For those who might be unfamiliar with this composition, it is an imposing work, but one that is ever so beautiful. The first movement is the longest; at 20 minutes or so, it could pretty much stand on its own as an independently satisfying work of art. (I must confess that there have been times when I have come to the end of the movement and then rather than going on to the next, have immediately returned to the beginning of the movement again, lingering with this music for another 20 minutes, because it is just so beautiful that I cannot bear to part from it.) But then comes the second movement, that Andante sostenuto, slow and tender for nearly 10 minutes, music to melt your heart, with Luisada playing it as expressively as can be imagined without ever taking it over the top. The relatively brief Scherzo follows, dancing along for less than five minutes before we come to the closing nine-minute Allegro, which bounces along until it seems to hesitate questioningly near the end before seeming to take a deep breath and conclude with a flourish. Overall, Luisada plays with great imagination and emotion, bringing out the drama in the music. D. 960 truly is one of the truly great piano sonatas, a work that every classical music listener should encounter at some point. A great place to start for those who have not yet heard the piece would be the recording by Mitsuko Uchida on Philips, a more straightforward but still quite beautiful performance; however, for those who are already acquainted with the piece, this new recording by Luisada offers a fascinating interpretation that is well worth an audition, and the pairing of both sonatas on one disc and the superb recorded sound make this an especially appealing choice.

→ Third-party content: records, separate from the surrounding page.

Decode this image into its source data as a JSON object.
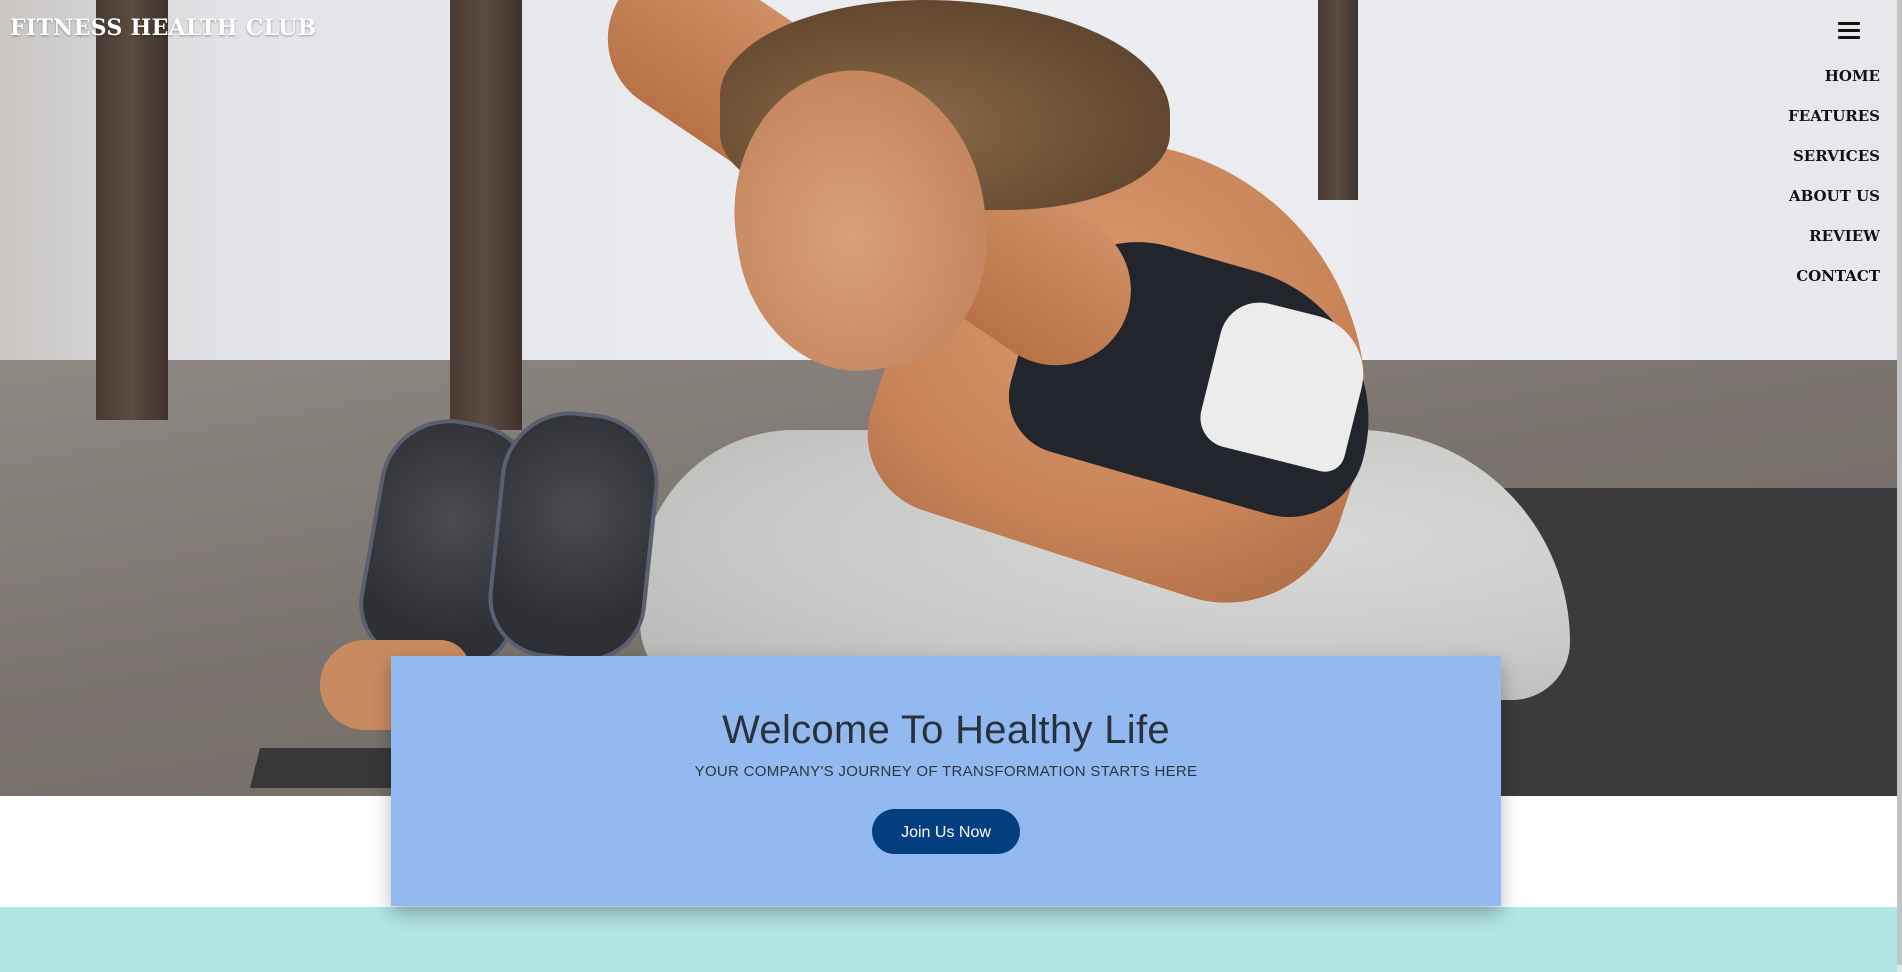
{
  "header": {
    "brand": "FITNESS HEALTH CLUB",
    "menu_icon": "hamburger-menu-icon",
    "nav": [
      {
        "label": "HOME"
      },
      {
        "label": "FEATURES"
      },
      {
        "label": "SERVICES"
      },
      {
        "label": "ABOUT US"
      },
      {
        "label": "REVIEW"
      },
      {
        "label": "CONTACT"
      }
    ]
  },
  "hero": {
    "title": "Welcome To Healthy Life",
    "subtitle": "YOUR COMPANY'S JOURNEY OF TRANSFORMATION STARTS HERE",
    "cta_label": "Join Us Now"
  },
  "colors": {
    "card_background": "#92b9f0",
    "cta_background": "#033f80",
    "band_background": "#b1e6e7"
  }
}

Hovhaness: Invocations to Vahakn; Yenovk; Lalezar; Suite on Greek Tunes; Mystic Flute; Journey Into Dawn; Laona; Lake of Van Sonata; Vijag; Sonata “Hakhpat”. Sahan Arzruni, piano; Adam Rosenblatt, percussion. KALAN 773.

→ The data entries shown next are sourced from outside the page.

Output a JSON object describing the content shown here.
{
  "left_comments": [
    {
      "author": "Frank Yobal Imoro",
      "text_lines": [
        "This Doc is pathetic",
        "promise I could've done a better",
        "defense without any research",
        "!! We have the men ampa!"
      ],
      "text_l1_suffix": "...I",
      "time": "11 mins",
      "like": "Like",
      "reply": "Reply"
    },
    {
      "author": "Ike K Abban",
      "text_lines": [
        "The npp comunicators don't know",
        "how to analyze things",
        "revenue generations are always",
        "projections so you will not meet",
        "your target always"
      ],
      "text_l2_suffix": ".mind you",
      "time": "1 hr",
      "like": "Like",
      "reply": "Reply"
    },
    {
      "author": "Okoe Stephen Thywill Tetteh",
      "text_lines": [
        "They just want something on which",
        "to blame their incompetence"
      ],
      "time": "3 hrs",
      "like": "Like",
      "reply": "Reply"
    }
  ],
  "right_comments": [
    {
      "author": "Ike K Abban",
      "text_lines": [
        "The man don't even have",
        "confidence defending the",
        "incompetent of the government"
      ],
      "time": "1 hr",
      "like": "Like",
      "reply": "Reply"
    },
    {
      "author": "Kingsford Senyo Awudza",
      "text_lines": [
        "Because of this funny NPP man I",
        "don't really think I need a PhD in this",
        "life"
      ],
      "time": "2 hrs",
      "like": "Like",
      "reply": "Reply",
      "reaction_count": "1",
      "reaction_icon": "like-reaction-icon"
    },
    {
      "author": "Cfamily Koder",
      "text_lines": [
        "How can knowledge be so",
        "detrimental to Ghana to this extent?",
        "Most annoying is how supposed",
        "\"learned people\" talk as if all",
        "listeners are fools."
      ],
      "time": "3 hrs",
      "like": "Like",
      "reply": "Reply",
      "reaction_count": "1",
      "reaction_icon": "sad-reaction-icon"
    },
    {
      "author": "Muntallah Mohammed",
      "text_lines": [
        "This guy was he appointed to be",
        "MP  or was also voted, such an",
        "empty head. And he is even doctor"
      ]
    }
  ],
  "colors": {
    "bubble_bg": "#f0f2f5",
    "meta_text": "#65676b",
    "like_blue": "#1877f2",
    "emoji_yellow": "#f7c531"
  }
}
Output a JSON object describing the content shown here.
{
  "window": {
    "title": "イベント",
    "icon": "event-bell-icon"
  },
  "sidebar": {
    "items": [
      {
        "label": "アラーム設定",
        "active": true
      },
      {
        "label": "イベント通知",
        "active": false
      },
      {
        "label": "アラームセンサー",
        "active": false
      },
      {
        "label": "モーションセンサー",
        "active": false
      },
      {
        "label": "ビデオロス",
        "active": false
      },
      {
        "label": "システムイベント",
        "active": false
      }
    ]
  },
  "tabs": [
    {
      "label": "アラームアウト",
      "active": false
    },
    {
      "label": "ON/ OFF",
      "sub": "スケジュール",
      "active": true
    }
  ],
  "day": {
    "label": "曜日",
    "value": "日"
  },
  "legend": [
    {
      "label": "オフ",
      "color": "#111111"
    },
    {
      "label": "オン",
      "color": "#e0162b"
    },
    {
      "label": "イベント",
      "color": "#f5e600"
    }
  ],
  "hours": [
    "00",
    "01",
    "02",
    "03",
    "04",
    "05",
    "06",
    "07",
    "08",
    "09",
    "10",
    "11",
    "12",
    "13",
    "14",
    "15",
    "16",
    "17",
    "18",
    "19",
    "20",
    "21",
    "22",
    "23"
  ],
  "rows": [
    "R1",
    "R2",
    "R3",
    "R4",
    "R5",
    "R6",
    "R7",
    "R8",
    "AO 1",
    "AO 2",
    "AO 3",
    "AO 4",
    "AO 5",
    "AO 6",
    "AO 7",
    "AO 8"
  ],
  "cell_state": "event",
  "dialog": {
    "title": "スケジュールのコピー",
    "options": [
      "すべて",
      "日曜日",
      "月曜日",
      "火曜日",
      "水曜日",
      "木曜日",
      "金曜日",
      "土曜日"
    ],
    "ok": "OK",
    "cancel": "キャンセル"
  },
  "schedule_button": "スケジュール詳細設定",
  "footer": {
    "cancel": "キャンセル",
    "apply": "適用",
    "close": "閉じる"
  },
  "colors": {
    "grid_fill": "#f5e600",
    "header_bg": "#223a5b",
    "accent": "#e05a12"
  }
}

Even before reading the extensive liner notes in which Arzruni provides detailed background information on each track, you begin to get a sense of what Thomson was writing about even before you read it. The music does have a sense of the mystical about it, a feeling of striving for something beyond the notes. The occasional addition of percussion adds to the sense that the music is part of some sort of ritual. That is not to say, however, that it cannot be enjoyed purely as music, for it is music that is lively, energetic, and quite capable of capturing the imagination. On the back cover of the booklet is a quotation from Hovhaness himself that makes his intentions clear: “I propose to create a heroic, monumental style of composition simple enough to inspire all people, completely free from fads, artificial mannerisms and false sophistications, direct, sincere, always original but never unnatural.” That is a bold, ambitious statement, but for the music on this album at least, I would say that he pretty much succeeded, with the able assistance of Arzruni, Rosenblatt, and the engineering team. The booklet and disc are packaged in a sturdy box; all in all, this is a first-class production of some fascinating music that deserves to be heard. Highly recommended!